Strides Pharma saw its revenue for the September quarter drop 8 per cent year-on-year to Rs 736 crore as Covid-led manufacturing disruptions and pricing pressures on acute drugs in the US hurt sales. The pharma company registered a consolidated net loss of Rs 176 crore in Q2 of FY22 as compared to net profit of Rs 56.3 crore in the year ao period.
Dr R Ananthanarayanan, managing Director and CEO of Strides Pharma, said, “We have reported an operational breakeven in Q2FY22 enabled by a bounce back in other regulated markets, growing 27 percent QoQ.”
“While we have been able to retain volume share on our key products, we continued to witness price challenges in our portfolio during the quarter, magnified by concentration towards acute products,” he added.
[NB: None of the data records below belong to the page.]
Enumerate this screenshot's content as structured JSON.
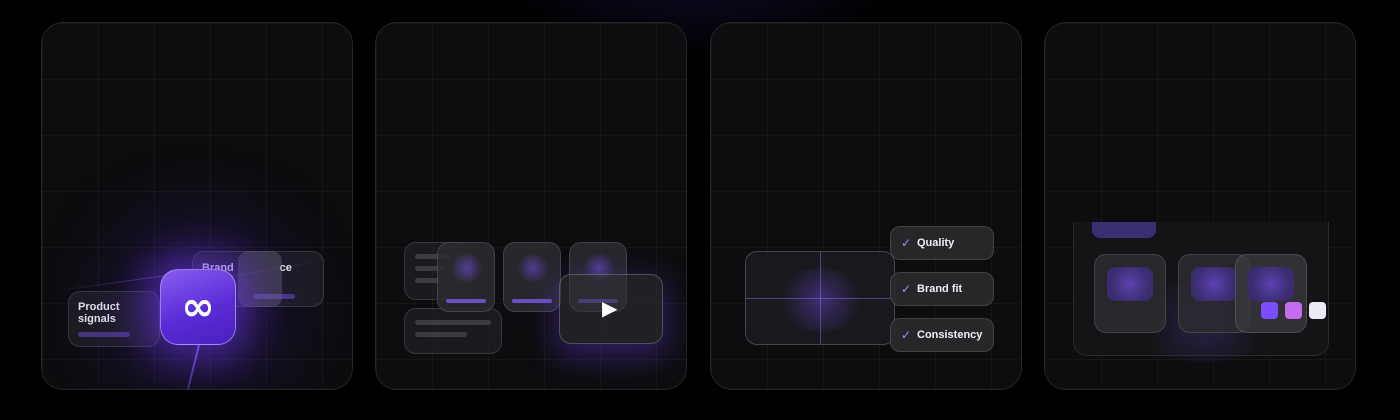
{
  "panel_brand": {
    "card_product_signals": "Product\nsignals",
    "card_brand_guidance": "Brand               ce",
    "hub_icon": "infinity-icon",
    "hub_glyph": "∞"
  },
  "panel_media": {
    "play_icon": "play-icon",
    "play_glyph": "▶"
  },
  "panel_checks": {
    "check_glyph": "✓",
    "items": [
      {
        "label": "Quality"
      },
      {
        "label": "Brand fit"
      },
      {
        "label": "Consistency"
      }
    ]
  },
  "panel_palette": {
    "swatches": [
      "#7c4dff",
      "#c56cf0",
      "#ecebf5"
    ]
  },
  "colors": {
    "accent": "#7c4dff",
    "background": "#000000",
    "panel": "#0d0d0f"
  }
}
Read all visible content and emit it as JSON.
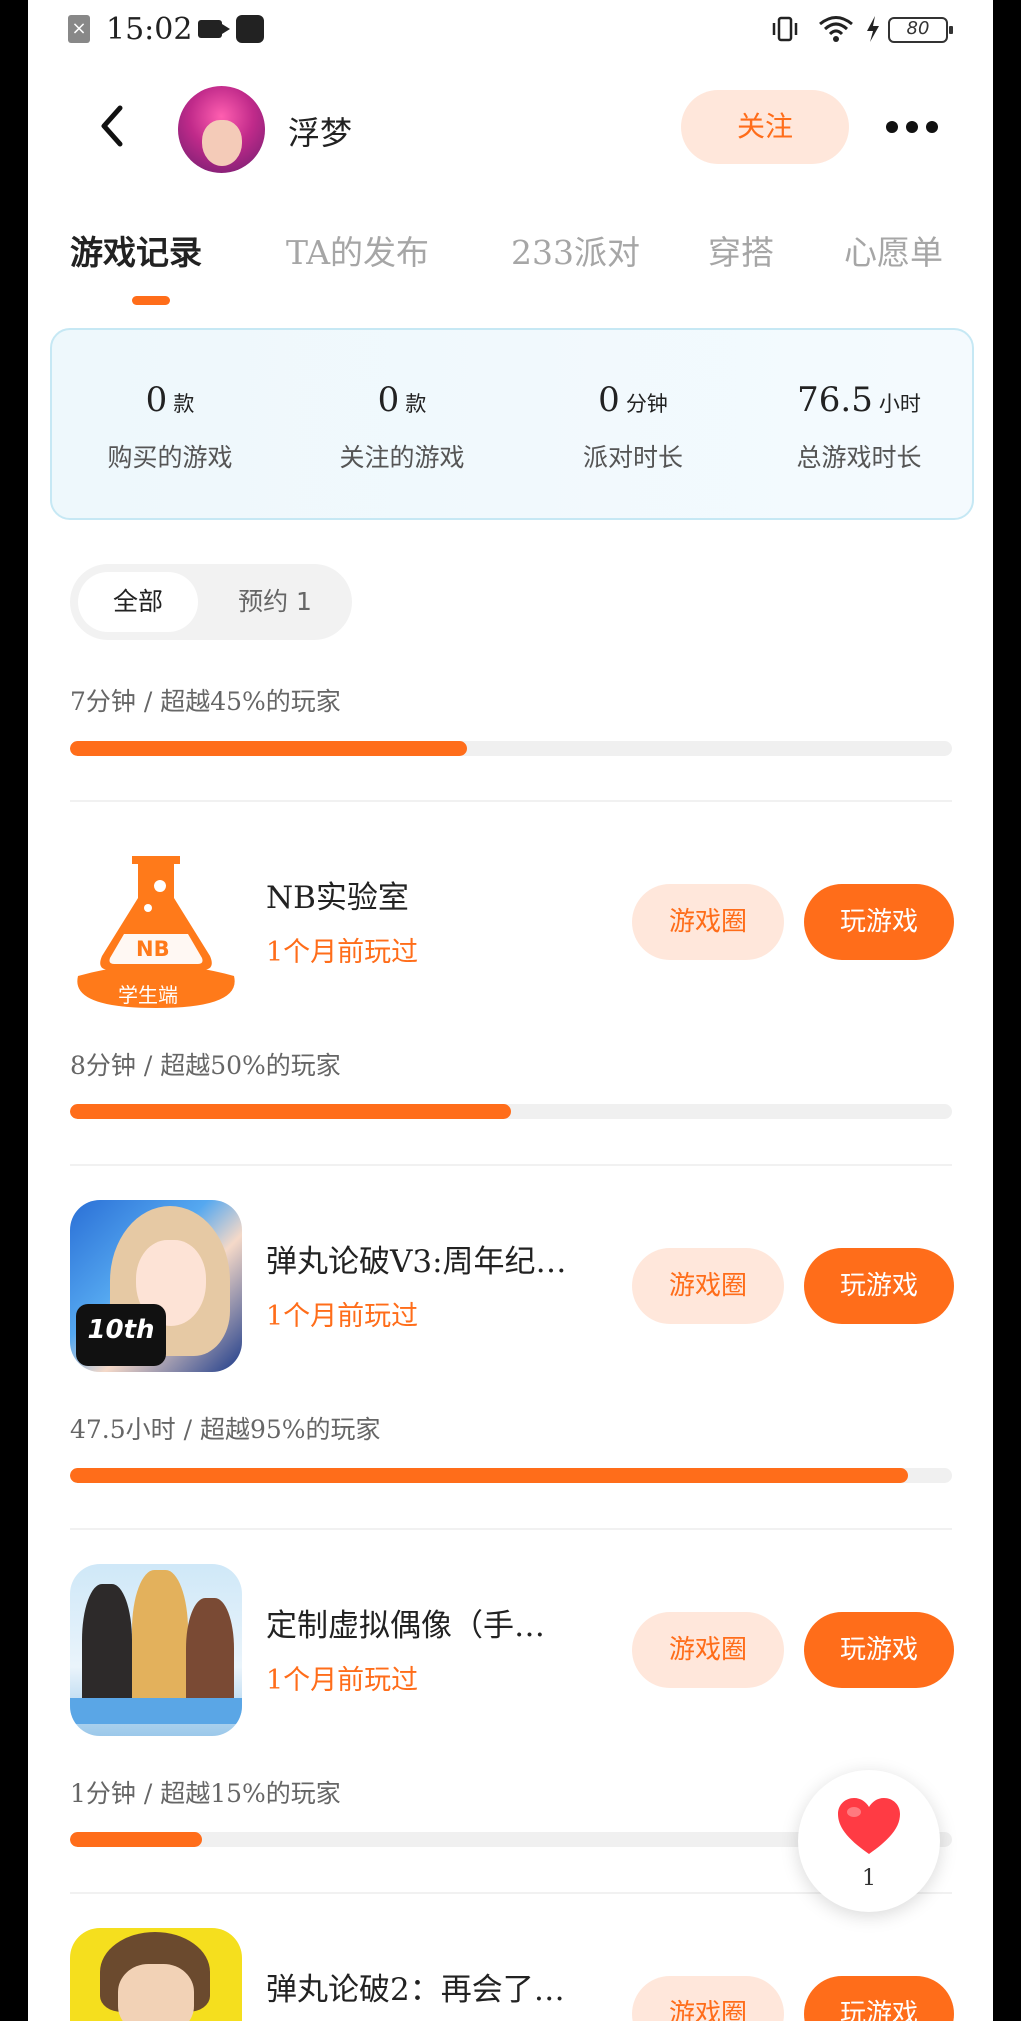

A muted sales performance accompanied with a drop in gross margins and relatively higher operating costs has led to a negative operating leverage in the first half of FY22. The companies said that while cost measures have been initiated to improve operating leverage, the shift will be visible in the coming quarters.
Strides completed the strategic acquisition of the Chestnut Ridge site in the US, along with a portfolio of approved products, in the September quarter which will enable it to accelerate new product launches.
“We will start witnessing improvement in our US business starting Q3FY22 and will continue the growth momentum there on. Given the volatile dynamics we believe we will only be able to achieve our current year guided outlook for US in FY23,” the company said.
The company’s share price fell 8 per cent from Rs 551.45 at 1:40 PM to Rs 506.5 at 3:12 PM as a reaction to the earnings.